Mone had been sent to Carstairs after holding a class of terrified girls hostage along with their teacher Nanette Hanson, 26, in Dundee in 1967.
He raped one girl in front of Nanette and sexually abused another before fatally shooting her in the back at point-blank range.
Mone still languishes in Glenochil prison 40 years on after being sent back to maximum security in 2008 after bosses suspected he was planning a jailbreak.
Mone previously relived the “terrifying night” of November 30 1976, describing it as a “nightmare of shattered dreams and grotesque, maniacal butchery”.
His account of the night differs from the findings of an official inquiry headed up by Sheriff Reid in 1977.

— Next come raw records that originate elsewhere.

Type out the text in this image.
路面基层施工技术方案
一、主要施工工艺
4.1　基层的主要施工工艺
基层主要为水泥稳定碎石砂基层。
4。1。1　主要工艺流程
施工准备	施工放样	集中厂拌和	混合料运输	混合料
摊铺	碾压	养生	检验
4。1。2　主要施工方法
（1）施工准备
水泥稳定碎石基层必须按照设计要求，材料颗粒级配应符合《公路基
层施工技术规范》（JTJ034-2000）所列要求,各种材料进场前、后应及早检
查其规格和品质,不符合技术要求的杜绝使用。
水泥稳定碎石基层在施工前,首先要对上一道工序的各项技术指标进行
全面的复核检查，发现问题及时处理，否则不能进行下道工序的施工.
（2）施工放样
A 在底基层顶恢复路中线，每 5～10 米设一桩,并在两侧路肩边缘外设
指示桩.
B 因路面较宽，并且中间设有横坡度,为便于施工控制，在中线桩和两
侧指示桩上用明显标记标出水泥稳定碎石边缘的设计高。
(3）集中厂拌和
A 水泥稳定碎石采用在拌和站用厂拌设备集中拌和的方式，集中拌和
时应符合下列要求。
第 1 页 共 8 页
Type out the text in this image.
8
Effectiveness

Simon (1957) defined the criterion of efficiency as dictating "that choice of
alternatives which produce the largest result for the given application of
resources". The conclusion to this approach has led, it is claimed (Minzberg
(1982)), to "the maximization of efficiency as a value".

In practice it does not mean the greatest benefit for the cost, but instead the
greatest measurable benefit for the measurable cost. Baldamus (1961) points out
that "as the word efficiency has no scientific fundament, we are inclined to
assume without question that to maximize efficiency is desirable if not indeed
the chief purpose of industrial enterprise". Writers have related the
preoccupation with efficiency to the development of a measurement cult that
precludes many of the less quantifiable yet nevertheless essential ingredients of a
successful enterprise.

In a series of letters published last year, Mone painted himself as an unwilling participant instead of one of two sick protagonists, which Sheriff Reid found.
Mone and McCulloch spent six months amassing a deadly array of weapons, using the cover of building “props” for a Christmas drama production, to make good their escape.
Nurse Neil McLellan was escorting the pair to work within the confines of the secure hospital when they put their plan into action.